When I Hoped a Test Would Find Something Wrong With Me

In the beginning of October, I participated in a fun-filled, five-hour excursion to the infusion room at a world-renowned university hospital. What did I do to earn this new multi-hour endurance test in a windowless room in the bowels of a building in a picturesque northern California town? Well, for starters, I’m not getting better.

You would think this would be par for the course in the life of a chronically ill person that has been battling one thing or another for the past two decades, but alas, it’s not. The further down this rabbit hole I travel, the more I learn about medical tests, cutting-edge procedures and what medical professions will do when there is no clear-cut cure for the rare disease that rattles my body.

woman takes medical test

It has been a year and a half since the tumor was removed from my pituitary, and yet things haven’t yet gone back to where they should be.
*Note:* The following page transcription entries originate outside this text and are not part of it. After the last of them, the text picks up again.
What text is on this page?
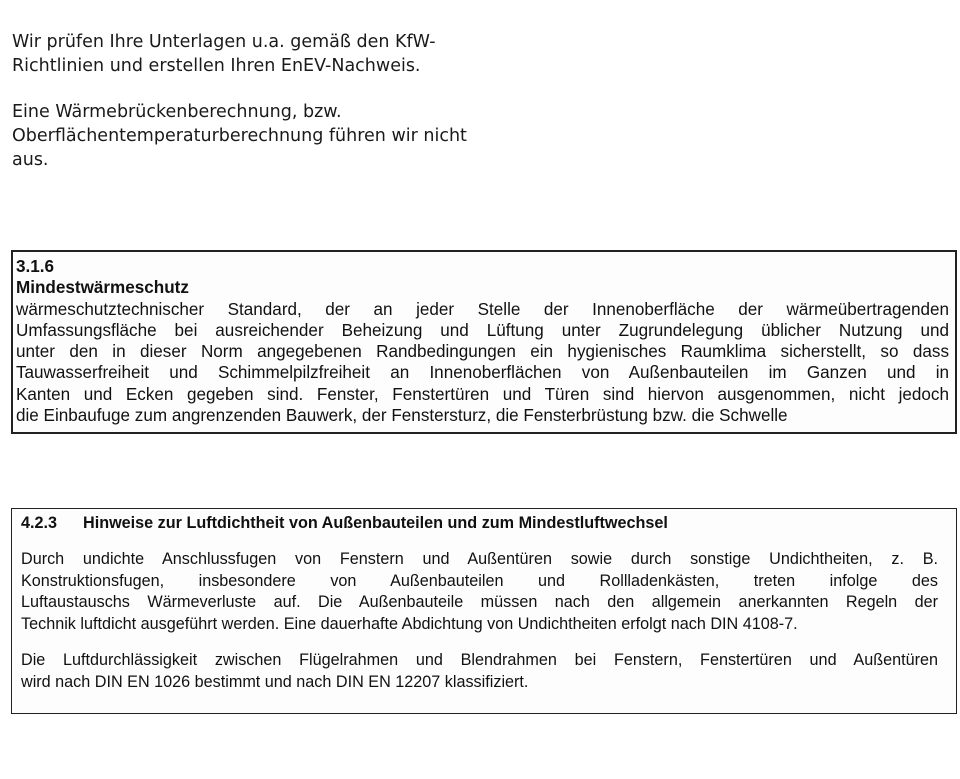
Wir prüfen Ihre Unterlagen u.a. gemäß den KfW-
Richtlinien und erstellen Ihren EnEV-Nachweis.

Eine Wärmebrückenberechnung, bzw.
Oberflächentemperaturberechnung führen wir nicht
aus.

3.1.6

Mindestwärmeschutz

wärmeschutztechnischer Standard, der an jeder Stelle der Innenoberfläche der wärmeübertragenden
Umfassungsfläche bei ausreichender Beheizung und Lüftung unter Zugrundelegung üblicher Nutzung und
unter den in dieser Norm angegebenen Randbedingungen ein hygienisches Raumklima sicherstellt, so dass
Tauwasserfreiheit und Schimmelpilzfreiheit an Innenoberflächen von Außenbauteilen im Ganzen und in
Kanten und Ecken gegeben sind. Fenster, Fenstertüren und Türen sind hiervon ausgenommen, nicht jedoch
die Einbaufuge zum angrenzenden Bauwerk, der Fenstersturz, die Fensterbrüstung bzw. die Schwelle

4.2.3 Hinweise zur Luftdichtheit von Außenbauteilen und zum Mindestluftwechsel

Durch undichte Anschlussfugen von Fenstern und Außentüren sowie durch sonstige Undichtheiten, z. B.
Konstruktionsfugen, insbesondere von Außenbauteilen und Rollladenkästen, treten infolge des
Luftaustauschs Wärmeverluste auf. Die Außenbauteile müssen nach den allgemein anerkannten Regeln der
Technik luftdicht ausgeführt werden. Eine dauerhafte Abdichtung von Undichtheiten erfolgt nach DIN 4108-7.
Die Luftdurchlässigkeit zwischen Flügelrahmen und Blendrahmen bei Fenstern, Fenstertüren und Außentüren
wird nach DIN EN 1026 bestimmt und nach DIN EN 12207 klassifiziert.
This is my third recurrence of Cushing’s disease, and I thought I had been through all of the pokes, prods, labs and injections (not to mention neurosurgeries) that went along with the treatment of this wretched disease, but it turns out there was more to come. After my first two (also successful, I might add) surgeries, I slowly, but surely, got better. 

But this time, wellness eluded me. 

In fact, in hindsight, my health had been deteriorating for some time before my third diagnosis, and through a combination of determination, pain medication and a healthy assist from friends and family, I was able to continue living my life — albeit a pared-down version, teetering precariously on the brink of collapse. 

All of this brings me back to the five-hour test. It wasn’t the worst I have encountered, but it was uncomfortable and gave me plenty of time to reflect on the current state of my life. I realized that I was hoping this test would come back positive. That it would give me a reason why, a sliver of hope, a chance of some kind of recovery.

It’s a strange place to be, wishing for something to be wrong with you. On its face, it reads like an act of self-sabotage. Why would I want to add another diagnosis, another lifelong medication, another bullet to the list of the ways my body has veered off course?

In my experience, though, it’s sometimes harder to be in the gray space of not knowing. We don’t wish for ill health, but we hope for an answer as to why things are going awry and ultimately a plan to treat, or in many cases, manage the litany of problems that arise during chronic illness. 

Back in 1999, just before I was first diagnosed with Cushing’s, I was overwhelmed by so many symptoms and the constant unrelenting pain that went with it. Doctor after doctor ran tests then dismissed me from their care, referring me to entirely new specialties to begin the process of questionnaires, reciting of my health history and testing all over again. It was exhausting and scary.

Something was wrong, but we didn’t have a name for it. And with no name, it was a series of shots in the dark, combatted only with medication and procedures to try to manage my pain. When a diagnosis was finally reached, my sense of relief far outweighed my fear of surgeries, hospitals and the procedures to come. That sliver of time between recovery and treating my rare disease, while challenging, is far less daunting and inspires a sense of relief. Relief in the form of knowing that there was a reason why.

And that’s where I find myself now — in the purgatory between knowing and diagnosis. It’s the uncomfortable space that lies somewhere between wishing it so and dreading another label to add the list of maladies that comprise the fabric of my ill health. It’s a place that I have been to many times, but it never gets any easier there.

So I’ll wait. And hope. And never give up on my chance to move forward.